Model Answer
0 min readIntroduction
Ore deposits, crucial for economic development, are rarely found as uniform bodies. Their geometry is described using terms like ‘pitch’ and ‘plunge’, which are essential for resource estimation and mine planning. Understanding these parameters allows geologists to accurately model the ore body and optimize extraction strategies. The grade of an ore body, representing the concentration of the valuable mineral, is another critical parameter. This answer will define pitch and plunge, and then calculate the average grade of a lead (Pb) ore body using provided data, demonstrating a practical application of these concepts in economic geology.

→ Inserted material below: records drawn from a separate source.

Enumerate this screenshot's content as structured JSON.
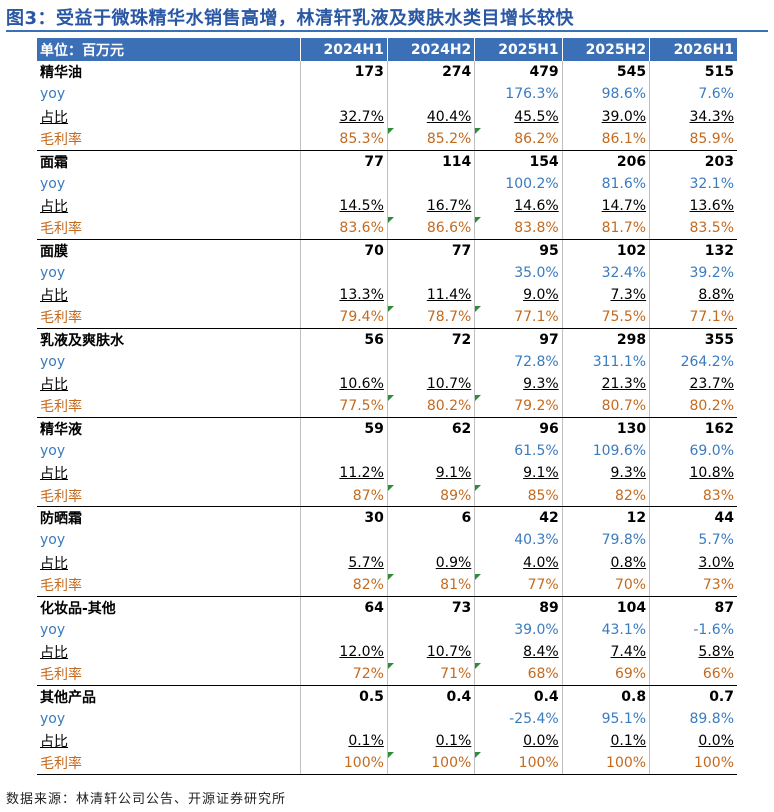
{
  "title": "图3：受益于微珠精华水销售高增，林清轩乳液及爽肤水类目增长较快",
  "header": {
    "unit": "单位：百万元",
    "periods": [
      "2024H1",
      "2024H2",
      "2025H1",
      "2025H2",
      "2026H1"
    ]
  },
  "row_labels": {
    "yoy": "yoy",
    "share": "占比",
    "margin": "毛利率"
  },
  "categories": [
    {
      "name": "精华油",
      "revenue": [
        "173",
        "274",
        "479",
        "545",
        "515"
      ],
      "yoy": [
        "",
        "",
        "176.3%",
        "98.6%",
        "7.6%"
      ],
      "share": [
        "32.7%",
        "40.4%",
        "45.5%",
        "39.0%",
        "34.3%"
      ],
      "margin": [
        "85.3%",
        "85.2%",
        "86.2%",
        "86.1%",
        "85.9%"
      ]
    },
    {
      "name": "面霜",
      "revenue": [
        "77",
        "114",
        "154",
        "206",
        "203"
      ],
      "yoy": [
        "",
        "",
        "100.2%",
        "81.6%",
        "32.1%"
      ],
      "share": [
        "14.5%",
        "16.7%",
        "14.6%",
        "14.7%",
        "13.6%"
      ],
      "margin": [
        "83.6%",
        "86.6%",
        "83.8%",
        "81.7%",
        "83.5%"
      ]
    },
    {
      "name": "面膜",
      "revenue": [
        "70",
        "77",
        "95",
        "102",
        "132"
      ],
      "yoy": [
        "",
        "",
        "35.0%",
        "32.4%",
        "39.2%"
      ],
      "share": [
        "13.3%",
        "11.4%",
        "9.0%",
        "7.3%",
        "8.8%"
      ],
      "margin": [
        "79.4%",
        "78.7%",
        "77.1%",
        "75.5%",
        "77.1%"
      ]
    },
    {
      "name": "乳液及爽肤水",
      "revenue": [
        "56",
        "72",
        "97",
        "298",
        "355"
      ],
      "yoy": [
        "",
        "",
        "72.8%",
        "311.1%",
        "264.2%"
      ],
      "share": [
        "10.6%",
        "10.7%",
        "9.3%",
        "21.3%",
        "23.7%"
      ],
      "margin": [
        "77.5%",
        "80.2%",
        "79.2%",
        "80.7%",
        "80.2%"
      ]
    },
    {
      "name": "精华液",
      "revenue": [
        "59",
        "62",
        "96",
        "130",
        "162"
      ],
      "yoy": [
        "",
        "",
        "61.5%",
        "109.6%",
        "69.0%"
      ],
      "share": [
        "11.2%",
        "9.1%",
        "9.1%",
        "9.3%",
        "10.8%"
      ],
      "margin": [
        "87%",
        "89%",
        "85%",
        "82%",
        "83%"
      ]
    },
    {
      "name": "防晒霜",
      "revenue": [
        "30",
        "6",
        "42",
        "12",
        "44"
      ],
      "yoy": [
        "",
        "",
        "40.3%",
        "79.8%",
        "5.7%"
      ],
      "share": [
        "5.7%",
        "0.9%",
        "4.0%",
        "0.8%",
        "3.0%"
      ],
      "margin": [
        "82%",
        "81%",
        "77%",
        "70%",
        "73%"
      ]
    },
    {
      "name": "化妆品-其他",
      "revenue": [
        "64",
        "73",
        "89",
        "104",
        "87"
      ],
      "yoy": [
        "",
        "",
        "39.0%",
        "43.1%",
        "-1.6%"
      ],
      "share": [
        "12.0%",
        "10.7%",
        "8.4%",
        "7.4%",
        "5.8%"
      ],
      "margin": [
        "72%",
        "71%",
        "68%",
        "69%",
        "66%"
      ]
    },
    {
      "name": "其他产品",
      "revenue": [
        "0.5",
        "0.4",
        "0.4",
        "0.8",
        "0.7"
      ],
      "yoy": [
        "",
        "",
        "-25.4%",
        "95.1%",
        "89.8%"
      ],
      "share": [
        "0.1%",
        "0.1%",
        "0.0%",
        "0.1%",
        "0.0%"
      ],
      "margin": [
        "100%",
        "100%",
        "100%",
        "100%",
        "100%"
      ]
    }
  ],
  "source": "数据来源：林清轩公司公告、开源证券研究所",
  "colors": {
    "header_bg": "#3b6fb6",
    "yoy_text": "#3a7bbf",
    "margin_text": "#c46a1e",
    "flag": "#2e8b3a"
  }
}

Understanding Pitch and Plunge
Pitch refers to the angle between the horizontal plane and the line representing the steepest descent on an inclined plane or surface. In the context of an ore body, it describes the angle of dip of the ore body’s surface from the horizontal. It is measured perpendicular to the strike.
Plunge, also known as dip angle, is the angle between the horizontal plane and the direction of the maximum slope of a planar feature, such as a vein or the overall shape of an ore body. It indicates the direction of the ore body’s inclination. It is measured downwards into the earth.
These two parameters, when combined with the strike (the direction of the line formed by the intersection of an inclined plane with a horizontal plane), completely define the orientation of an ore body in three-dimensional space. Accurate determination of pitch and plunge is vital for geological modeling, resource estimation, and mine design.
Calculating Average Grade of a Pb-Ore Body
To calculate the average grade of the Pb-ore body, we need the data representing the concentration of lead in different samples. Let's assume the following data is provided (this data is hypothetical as none was given in the question):
| Sample ID | Weight (kg) | Pb Concentration (%) |
|---|---|---|
| S1 | 100 | 2.5 |
| S2 | 150 | 3.0 |
| S3 | 80 | 2.0 |
| S4 | 120 | 3.5 |
The average grade is calculated using the following formula:
Average Grade = (∑ (Weighti * Concentrationi)) / ∑ Weighti
Applying this formula to the data:
Average Grade = ((100 * 2.5) + (150 * 3.0) + (80 * 2.0) + (120 * 3.5)) / (100 + 150 + 80 + 120)
Average Grade = (250 + 450 + 160 + 420) / 450
Average Grade = 1280 / 450
Average Grade = 2.84%
Therefore, the average grade of the Pb-ore body, based on the provided (hypothetical) data, is 2.84%.
Importance of Grade Calculation
The grade of an ore body is a crucial economic factor. It directly influences the profitability of mining operations. A higher grade generally means a higher concentration of the valuable mineral, leading to lower extraction costs and increased revenue. Grade calculations are also essential for resource classification according to standards like JORC (Joint Ore Reserves Committee) or NI 43-101.
Conclusion
In conclusion, pitch and plunge are fundamental parameters for describing the orientation of ore bodies, while grade represents the economic viability of extracting those resources. Accurate determination of these parameters is crucial for geological modeling, resource estimation, and ultimately, successful mining operations. The calculated average grade of 2.84% (based on the hypothetical data) provides a preliminary assessment of the Pb-ore body’s economic potential, though further detailed analysis would be required for a comprehensive evaluation.
Answer Length
This is a comprehensive model answer for learning purposes and may exceed the word limit. In the exam, always adhere to the prescribed word count.